Komisi Pemberantasan Korupsi (KPK) semakin gencar menyoroti dugaan praktik korupsi dalam pengadaan iklan di Bank Pembangunan Daerah Jawa Barat dan Banten Tbk (Bank BJB). Fokus penyelidikan kini mengerucut pada penelusuran transaksi finansial, termasuk di rekening pribadi Randy Kusumaatmadja, yang sebelumnya menjabat sebagai Asisten Pribadi Gubernur Jawa Barat periode 2018-2023, Ridwan Kamil.
Juru Bicara KPK, Budi Prasetyo, mengonfirmasi bahwa penyidik mendalami secara saksama setiap detail transaksi yang terekam dalam rekening para saksi. Langkah ini merupakan bagian krusial untuk mengungkap aliran dana dan potensi keterlibatan pihak-pihak lain dalam pusaran korupsi yang merugikan keuangan negara.
Tidak hanya Randy, KPK juga memanggil saksi lain untuk dimintai keterangan terkait kasus ini. Mereka adalah Befiboi Rizqi Nurkanda, yang merupakan mantan Staf Honorer Bagian Rumah Tangga Gubernur Jawa Barat dan juga pengurus PT Tjuan Pakar Runding, serta Wena Natasha Olivia, seorang ibu rumah tangga. Pemeriksaan intensif terhadap para saksi ini dilakukan di Kantor Balai Pengembangan Kompetensi PU Wilayah IV Bandung, Jawa Barat, menunjukkan jangkauan investigasi yang luas dari lembaga antirasuah tersebut.
Sebelumnya, KPK telah menggarap sejumlah figur penting lainnya dalam rangkaian penyidikan kasus Bank BJB. Mantan Direktur Utama PT Bank BJB, Yuddy Renaldi, yang menjabat dari tahun 2019 hingga Maret 2025, telah lebih dahulu diperiksa oleh penyidik pada Rabu, 9 September 2026. Bahkan, mantan Gubernur Jawa Barat, Ridwan Kamil, turut dipanggil untuk dimintai keterangan, menegaskan betapa seriusnya KPK dalam membongkar tuntas skandal ini.
Sebagai wujud nyata keseriusan KPK, empat tersangka telah resmi ditahan sejak Senin, 10 Agustus lalu. Mereka adalah Widi Hartoto, yang merupakan Pemimpin Divisi Change Management Office Bank BJB dan mantan Pemimpin Divisi Corporate Secretary Bank BJB periode 2020-2024; Ikin Asikin Dulmanan, Direktur PT Cakrawala Kreasi Mandiri sekaligus pemilik PT Antedja Muliatama; Suhendrik, Direktur PT Wahana Semesta Bandung Ekspres; serta Elang Sophan Jaya Kusuma, Komisaris PT Cipta Karya Sukses Bersama.

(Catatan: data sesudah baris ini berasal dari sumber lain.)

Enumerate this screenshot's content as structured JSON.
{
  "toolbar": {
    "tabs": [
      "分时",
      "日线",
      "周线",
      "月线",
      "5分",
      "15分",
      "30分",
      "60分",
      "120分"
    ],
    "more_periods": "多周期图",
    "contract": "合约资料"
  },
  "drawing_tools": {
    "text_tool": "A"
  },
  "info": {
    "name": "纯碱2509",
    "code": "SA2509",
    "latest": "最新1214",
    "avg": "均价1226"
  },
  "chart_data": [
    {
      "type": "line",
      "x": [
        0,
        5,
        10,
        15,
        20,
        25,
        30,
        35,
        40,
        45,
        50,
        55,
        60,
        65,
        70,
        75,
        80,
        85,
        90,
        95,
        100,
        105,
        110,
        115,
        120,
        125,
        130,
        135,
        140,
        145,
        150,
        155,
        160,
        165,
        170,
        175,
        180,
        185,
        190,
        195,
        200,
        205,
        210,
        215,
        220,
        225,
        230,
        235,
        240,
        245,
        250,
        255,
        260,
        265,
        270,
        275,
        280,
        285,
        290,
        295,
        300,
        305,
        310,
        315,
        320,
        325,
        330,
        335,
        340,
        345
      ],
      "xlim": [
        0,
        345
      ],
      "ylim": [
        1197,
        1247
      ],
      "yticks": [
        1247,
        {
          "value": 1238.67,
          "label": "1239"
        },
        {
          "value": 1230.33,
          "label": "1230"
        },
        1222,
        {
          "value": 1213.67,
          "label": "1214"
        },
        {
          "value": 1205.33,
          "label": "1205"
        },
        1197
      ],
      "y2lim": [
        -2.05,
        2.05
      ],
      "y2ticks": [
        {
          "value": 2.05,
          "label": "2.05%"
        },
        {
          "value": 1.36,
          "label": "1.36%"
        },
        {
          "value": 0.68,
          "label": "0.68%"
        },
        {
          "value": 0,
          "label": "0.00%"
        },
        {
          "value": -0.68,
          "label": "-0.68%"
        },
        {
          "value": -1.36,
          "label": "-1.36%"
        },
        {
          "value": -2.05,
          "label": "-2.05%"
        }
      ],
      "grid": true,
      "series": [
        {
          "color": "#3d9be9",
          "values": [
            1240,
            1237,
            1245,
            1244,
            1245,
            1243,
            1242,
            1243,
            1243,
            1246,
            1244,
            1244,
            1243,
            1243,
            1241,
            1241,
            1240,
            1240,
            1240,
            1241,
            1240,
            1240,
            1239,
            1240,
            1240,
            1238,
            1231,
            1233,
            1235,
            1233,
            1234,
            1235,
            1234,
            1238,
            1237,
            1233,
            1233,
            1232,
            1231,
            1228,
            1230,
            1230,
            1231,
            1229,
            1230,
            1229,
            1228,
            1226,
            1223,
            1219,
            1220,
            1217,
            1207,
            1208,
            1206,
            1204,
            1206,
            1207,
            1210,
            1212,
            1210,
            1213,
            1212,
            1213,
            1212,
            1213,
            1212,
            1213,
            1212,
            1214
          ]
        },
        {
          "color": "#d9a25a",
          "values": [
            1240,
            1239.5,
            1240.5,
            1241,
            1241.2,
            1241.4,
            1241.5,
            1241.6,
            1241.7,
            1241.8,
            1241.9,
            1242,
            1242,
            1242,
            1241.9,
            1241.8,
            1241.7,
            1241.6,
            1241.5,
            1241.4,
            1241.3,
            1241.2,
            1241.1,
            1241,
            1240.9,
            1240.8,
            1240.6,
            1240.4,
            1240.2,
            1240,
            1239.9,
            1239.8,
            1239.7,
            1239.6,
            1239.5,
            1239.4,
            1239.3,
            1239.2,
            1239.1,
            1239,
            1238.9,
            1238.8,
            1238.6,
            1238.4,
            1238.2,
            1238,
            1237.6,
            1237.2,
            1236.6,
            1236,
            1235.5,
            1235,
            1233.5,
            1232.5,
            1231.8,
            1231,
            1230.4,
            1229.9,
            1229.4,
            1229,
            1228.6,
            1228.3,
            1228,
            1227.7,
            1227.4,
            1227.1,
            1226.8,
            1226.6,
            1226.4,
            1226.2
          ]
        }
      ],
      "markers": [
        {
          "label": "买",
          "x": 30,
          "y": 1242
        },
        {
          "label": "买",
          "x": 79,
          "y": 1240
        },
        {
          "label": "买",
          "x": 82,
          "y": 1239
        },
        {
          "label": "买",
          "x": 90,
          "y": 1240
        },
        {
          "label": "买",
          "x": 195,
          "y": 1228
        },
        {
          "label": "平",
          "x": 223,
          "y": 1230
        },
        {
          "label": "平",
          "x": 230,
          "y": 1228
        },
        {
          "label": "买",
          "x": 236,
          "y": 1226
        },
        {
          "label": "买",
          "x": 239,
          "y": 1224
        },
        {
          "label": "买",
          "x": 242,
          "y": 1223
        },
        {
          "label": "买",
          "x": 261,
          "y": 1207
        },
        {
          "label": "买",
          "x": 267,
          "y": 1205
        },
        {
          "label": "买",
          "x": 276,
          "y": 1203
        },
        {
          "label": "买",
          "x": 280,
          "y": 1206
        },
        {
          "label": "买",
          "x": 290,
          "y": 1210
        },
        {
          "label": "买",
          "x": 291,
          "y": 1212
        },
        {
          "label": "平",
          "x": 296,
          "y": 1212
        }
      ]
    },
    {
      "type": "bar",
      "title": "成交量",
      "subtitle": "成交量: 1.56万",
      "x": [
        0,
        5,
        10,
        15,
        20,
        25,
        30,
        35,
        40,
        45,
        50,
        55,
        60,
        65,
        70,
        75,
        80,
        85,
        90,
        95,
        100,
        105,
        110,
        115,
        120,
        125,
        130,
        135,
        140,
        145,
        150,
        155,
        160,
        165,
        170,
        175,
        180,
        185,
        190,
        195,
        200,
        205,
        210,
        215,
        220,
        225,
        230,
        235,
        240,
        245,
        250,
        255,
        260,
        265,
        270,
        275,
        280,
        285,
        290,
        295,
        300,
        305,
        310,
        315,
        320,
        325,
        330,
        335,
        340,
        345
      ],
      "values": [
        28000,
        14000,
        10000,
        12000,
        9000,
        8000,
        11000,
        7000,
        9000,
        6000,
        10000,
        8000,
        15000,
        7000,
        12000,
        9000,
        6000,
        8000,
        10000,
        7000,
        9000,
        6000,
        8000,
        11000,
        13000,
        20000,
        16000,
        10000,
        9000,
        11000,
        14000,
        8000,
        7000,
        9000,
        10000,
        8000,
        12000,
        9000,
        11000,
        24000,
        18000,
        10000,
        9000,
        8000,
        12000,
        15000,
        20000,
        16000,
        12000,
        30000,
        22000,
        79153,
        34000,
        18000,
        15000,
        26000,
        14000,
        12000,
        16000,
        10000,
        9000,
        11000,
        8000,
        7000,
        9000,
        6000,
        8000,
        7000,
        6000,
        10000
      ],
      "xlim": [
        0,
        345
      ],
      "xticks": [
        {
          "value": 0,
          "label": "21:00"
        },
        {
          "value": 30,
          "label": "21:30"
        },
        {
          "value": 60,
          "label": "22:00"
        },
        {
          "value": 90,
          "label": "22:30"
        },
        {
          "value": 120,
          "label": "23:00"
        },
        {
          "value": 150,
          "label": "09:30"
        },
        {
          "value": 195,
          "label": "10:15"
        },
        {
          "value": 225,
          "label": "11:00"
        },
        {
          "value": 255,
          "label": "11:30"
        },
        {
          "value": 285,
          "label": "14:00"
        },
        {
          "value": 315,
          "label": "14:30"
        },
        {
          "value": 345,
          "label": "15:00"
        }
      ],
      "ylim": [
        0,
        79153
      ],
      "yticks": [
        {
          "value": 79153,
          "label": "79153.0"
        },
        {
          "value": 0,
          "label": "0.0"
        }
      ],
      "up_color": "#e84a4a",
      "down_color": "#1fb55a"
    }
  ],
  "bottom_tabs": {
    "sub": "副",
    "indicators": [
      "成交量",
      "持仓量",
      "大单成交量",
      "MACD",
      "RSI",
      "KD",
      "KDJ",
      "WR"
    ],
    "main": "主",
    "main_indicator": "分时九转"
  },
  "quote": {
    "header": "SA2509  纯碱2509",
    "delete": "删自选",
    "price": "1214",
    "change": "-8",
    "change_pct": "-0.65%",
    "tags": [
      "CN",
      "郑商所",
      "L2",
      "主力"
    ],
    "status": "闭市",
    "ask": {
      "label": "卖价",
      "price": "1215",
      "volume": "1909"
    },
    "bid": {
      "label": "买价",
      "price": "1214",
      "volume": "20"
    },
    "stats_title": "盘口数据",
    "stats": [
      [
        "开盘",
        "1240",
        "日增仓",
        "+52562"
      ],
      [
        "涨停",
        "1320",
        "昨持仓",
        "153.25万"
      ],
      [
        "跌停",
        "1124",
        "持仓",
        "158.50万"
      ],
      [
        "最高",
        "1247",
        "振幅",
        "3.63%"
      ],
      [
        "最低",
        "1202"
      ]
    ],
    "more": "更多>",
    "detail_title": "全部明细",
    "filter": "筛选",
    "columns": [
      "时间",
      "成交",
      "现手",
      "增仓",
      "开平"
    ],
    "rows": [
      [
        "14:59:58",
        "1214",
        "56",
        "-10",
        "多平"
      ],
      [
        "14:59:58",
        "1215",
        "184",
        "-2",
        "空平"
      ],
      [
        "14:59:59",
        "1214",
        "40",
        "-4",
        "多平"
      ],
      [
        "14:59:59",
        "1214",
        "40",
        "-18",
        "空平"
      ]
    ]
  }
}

Menurut Pelaksana Tugas Direktur Penyidikan KPK, Achmad Taufik Husein, keempat tersangka akan menjalani penahanan selama 20 hari pertama, terhitung sejak 10 Agustus hingga 29 Agustus 2026, di Rutan Cabang Gedung Merah Putih KPK. Penahanan ini menjadi sinyal kuat komitmen KPK dalam memberantas korupsi dan memastikan setiap pihak yang terlibat mempertanggungjawabkan perbuatannya di mata hukum. Publik menantikan perkembangan lebih lanjut dari kasus yang terus bergulir ini, berharap keadilan segera ditegakkan.